Techna Institute and Princess Margaret Cancer Centre, University Health Network, Toronto, M5G 2M9, Canada.
RaySearch Laboratories AB, Sveavägen 44, SE-103 65, Stockholm, Sweden.
Med Phys. 2017 Jul;44(7):3407-3417. doi: 10.1002/mp.12307. Epub 2017 Jun 1.
The accuracy of deformable image registration tools can vary widely between imaging modalities and specific implementations of the same algorithms. A biomechanical model-based algorithm initially developed in-house at an academic institution was translated into a commercial radiotherapy treatment planning system and validated for multiple imaging modalities and anatomic sites.
Biomechanical deformable registration (Morfeus) is a geometry-driven algorithm based on the finite element method. Boundary conditions are derived from the model-based segmentation of controlling structures in each image which establishes a point-to-point surface correspondence. For each controlling structure, material properties and fixed or sliding interfaces are assigned. The displacements of internal volumes for controlling structures and other structures implicitly deformed are solved with finite element analysis. Registration was performed for 74 patients with images (mean vector resolution) of thoracic and abdominal 4DCT (2.8 mm) and MR (5.3 mm), liver CT-MR (4.5 mm), and prostate MR (2.6 mm). Accuracy was quantified between deformed and actual target images using distance-to-agreement (DTA) for structure surfaces and the target registration error (TRE) for internal point landmarks.
The results of the commercial implementation were as follows. The mean DTA was ≤ 1.0 mm for controlling structures and 1.0-3.5 mm for implicitly deformed structures on average. TRE ranged from 2.0 mm on prostate MR to 5.1 mm on lung MR on average, within 0.1 mm or lower than the image voxel sizes. Accuracy was not overly sensitive to changes in the material properties or variability in structure segmentations, as changing these inputs affected DTA and TRE by ≤ 0.8 mm. Maximum DTA > 5 mm occurred for 88% of the structures evaluated although these were within the inherent segmentation uncertainty for 82% of structures.
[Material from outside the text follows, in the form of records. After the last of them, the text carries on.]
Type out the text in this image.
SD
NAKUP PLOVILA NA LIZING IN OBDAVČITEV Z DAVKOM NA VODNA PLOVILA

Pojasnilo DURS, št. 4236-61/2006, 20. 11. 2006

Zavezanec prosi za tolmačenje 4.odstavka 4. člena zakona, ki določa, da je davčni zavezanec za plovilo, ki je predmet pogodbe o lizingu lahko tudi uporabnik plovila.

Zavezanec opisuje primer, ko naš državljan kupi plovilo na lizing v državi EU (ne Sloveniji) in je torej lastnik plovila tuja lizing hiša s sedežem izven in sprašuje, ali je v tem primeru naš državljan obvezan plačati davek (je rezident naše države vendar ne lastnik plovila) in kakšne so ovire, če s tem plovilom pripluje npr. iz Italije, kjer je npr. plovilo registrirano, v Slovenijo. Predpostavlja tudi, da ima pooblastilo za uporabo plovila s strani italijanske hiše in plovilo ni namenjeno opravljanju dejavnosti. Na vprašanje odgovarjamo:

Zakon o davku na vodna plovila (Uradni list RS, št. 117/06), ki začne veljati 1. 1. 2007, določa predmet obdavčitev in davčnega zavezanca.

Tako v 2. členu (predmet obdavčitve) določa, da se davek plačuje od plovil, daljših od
Differences in accuracy between the commercial and in-house research implementations were ≤ 0.5 mm for mean DTA and ≤ 0.7 mm for mean TRE.
Accuracy of biomechanical deformable registration evaluated on a large cohort of images in the thorax, abdomen and prostate was similar to the image voxel resolution on average across multiple modalities. Validation of this treatment planning system implementation supports biomechanical deformable registration as a versatile clinical tool to enable accurate target delineation at planning and treatment adaptation.
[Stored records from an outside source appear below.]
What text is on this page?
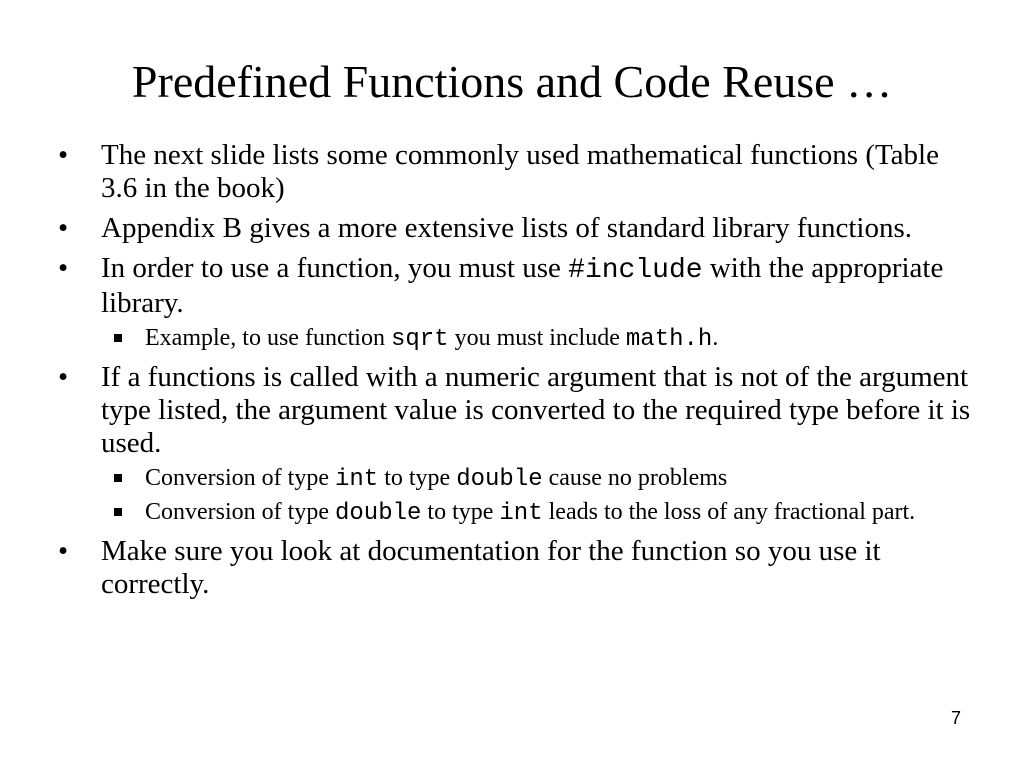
Predefined Functions and Code Reuse …
• The next slide lists some commonly used mathematical functions (Table 3.6 in the book)
• Appendix B gives a more extensive lists of standard library functions.
• In order to use a function, you must use #include with the appropriate library.
Example, to use function sqrt you must include math.h.
• If a functions is called with a numeric argument that is not of the argument type listed, the argument value is converted to the required type before it is used.
Conversion of type int to type double cause no problems
Conversion of type double to type int leads to the loss of any fractional part.
• Make sure you look at documentation for the function so you use it correctly.
7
不同成像方式和相同算法的具体实现之间,形变图像配准工具的准确性差异很大。最初在学术机构内部开发的基于生物力学模型的算法已被转化为商业放射治疗计划系统,并针对多种成像方式和解剖部位进行了验证。
生物力学形变配准(Morfeus)是一种基于有限元方法的几何驱动算法。边界条件由每个图像中基于模型的控制结构分割得出,这建立了点对点的曲面对应关系。对于每个控制结构,都会分配材料属性以及固定或滑动界面。通过有限元分析求解控制结构和其他隐含变形结构的内部体积位移。对 74 例胸部和腹部 4DCT(2.8mm)、MR(5.3mm)、肝 CT-MR(4.5mm)和前列腺 MR(2.6mm)的患者图像进行了配准。使用结构曲面的距离一致度(DTA)和内部点标志的靶区注册误差(TRE)来量化配准后图像与实际靶区图像之间的差异。
商业实现的结果如下。对于控制结构,平均 DTA≤1.0mm,对于隐含变形结构,平均 DTA 为 1.0-3.5mm。TRE 范围从前列腺 MR 的 2.0mm 到肺 MR 的 5.1mm,平均而言,都在 0.1mm 或低于图像体素大小范围内。准确性对材料属性的变化或结构分割的变化不敏感,因为这些输入的变化仅使 DTA 和 TRE 变化≤0.8mm。虽然 82%的结构的 DTA 都在固有分割不确定性范围内,但仍有 88%的结构的最大 DTA>5mm。商业和内部研究实现之间的平均 DTA 差异≤0.5mm,平均 TRE 差异≤0.7mm。
在胸部、腹部和前列腺的大量图像上评估的生物力学形变配准的准确性,平均而言与多种模态的图像体素分辨率相似。这种治疗计划系统实现的验证支持生物力学形变配准作为一种通用的临床工具,可在计划和治疗适应过程中实现准确的靶区勾画。